Biden’s gambit
As US President Joe Biden’s domestic agenda ‘build back better’ faces major challenges in Congress, he seems to have taken his schema to the international scene in an attempt to build back US global alliances better. Biden, who campaigned on repairing the political and strategic damage caused by his predecessor, has more leeway to manoeuvre internationally, as the US commander-in-chief, than he does nationally, where Congress and the state governors exercise great power.
It also helps that the deeply polarised Democratic and Republican leadership are united behind his vision and determination to ‘restore US global leadership’ vis-a-vis the more bellicose Russia and the more assertive China. What better way to rebuild transatlantic alliances than whipping the European allies into a frenzy by warning them about Russia’s ‘sabre-rattling’ in Eurasia and its imminent invasion of Ukraine and preparing to deploy US troops in Eastern Europe?
And what better way to rebuild transpacific alliances than whipping Asian allies into a frenzy by raising the stakes with China and warning of a potential Chinese intervention in Taiwan? As part of this strategy, Biden seems to be hyping up the war scenario domestically and internationally, despite the fact that the Kremlin is downplaying it. That is not deterrence, not by any stretch of the imagination. It is almost as if Biden is daring Russia to go ahead and do it, invade!
Such an approach may have been a clever strategy against say, Iran or Venezuela, but it may prove reckless against nuclear powers like Russia and China. To be sure, Moscow and Beijing have been making aggressive moves in their neighbourhoods to cement their influence, which the West has taken as a justification to enact preventive measures, such as raising the diplomatic temperature, establishing coalitions, and issuing sanctions threats.
But pushing Russia and China into a corner at the same time leaves little room for serious diplomacy. Such attempts at ‘dual containment’ have been tried and have failed against the far weaker non-nuclear powers, Iraq and Iran, in the 1990s. In the following decade, this mutated into the ‘axis of evil’ strategy, which also proved a foolish disaster. When US Secretary of State Antony Blinken met his Russian counterpart, Sergey Lavrov, in Geneva last month, he sounded eerily like his predecessor, James Baker, after meeting with his Iraqi counterpart, Tariq Aziz, in the Swiss city three decades earlier.

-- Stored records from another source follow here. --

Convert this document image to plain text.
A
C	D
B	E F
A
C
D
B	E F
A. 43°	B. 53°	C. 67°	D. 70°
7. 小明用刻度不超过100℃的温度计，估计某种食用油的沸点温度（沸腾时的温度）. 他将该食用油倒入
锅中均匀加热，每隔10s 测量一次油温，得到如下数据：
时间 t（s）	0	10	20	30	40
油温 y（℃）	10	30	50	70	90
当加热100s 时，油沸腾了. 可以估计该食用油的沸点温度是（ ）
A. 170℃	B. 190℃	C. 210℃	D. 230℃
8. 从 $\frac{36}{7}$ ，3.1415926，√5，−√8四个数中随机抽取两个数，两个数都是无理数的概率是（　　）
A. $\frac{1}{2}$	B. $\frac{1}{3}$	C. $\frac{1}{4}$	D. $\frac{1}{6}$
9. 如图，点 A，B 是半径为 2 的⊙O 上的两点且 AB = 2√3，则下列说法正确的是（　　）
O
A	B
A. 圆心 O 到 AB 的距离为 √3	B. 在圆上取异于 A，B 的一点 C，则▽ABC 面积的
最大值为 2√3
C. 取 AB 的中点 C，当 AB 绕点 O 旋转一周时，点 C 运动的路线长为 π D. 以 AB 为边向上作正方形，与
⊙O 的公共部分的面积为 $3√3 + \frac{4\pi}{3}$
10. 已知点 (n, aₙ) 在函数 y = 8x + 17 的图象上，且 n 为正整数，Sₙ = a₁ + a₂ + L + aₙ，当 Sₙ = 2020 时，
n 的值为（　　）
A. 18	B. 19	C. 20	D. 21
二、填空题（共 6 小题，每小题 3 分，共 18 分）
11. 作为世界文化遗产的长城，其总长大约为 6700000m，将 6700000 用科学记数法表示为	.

Like Baker, a confident Blinken said the talks were ‘not negotiations’; they meant to inform not threaten, and warned against another terrible miscalculation while stressing the need for a peaceful outcome. The US has fought two wars against Iraq and held Iran under sanctions for decades at a terrible cost for all three nations, sowing further instability, insecurity and prompting Iran to pursue nuclear power status. Needless to say, Russia is no Iraq or Iran. Nor is the US today the same global power it was in 1991.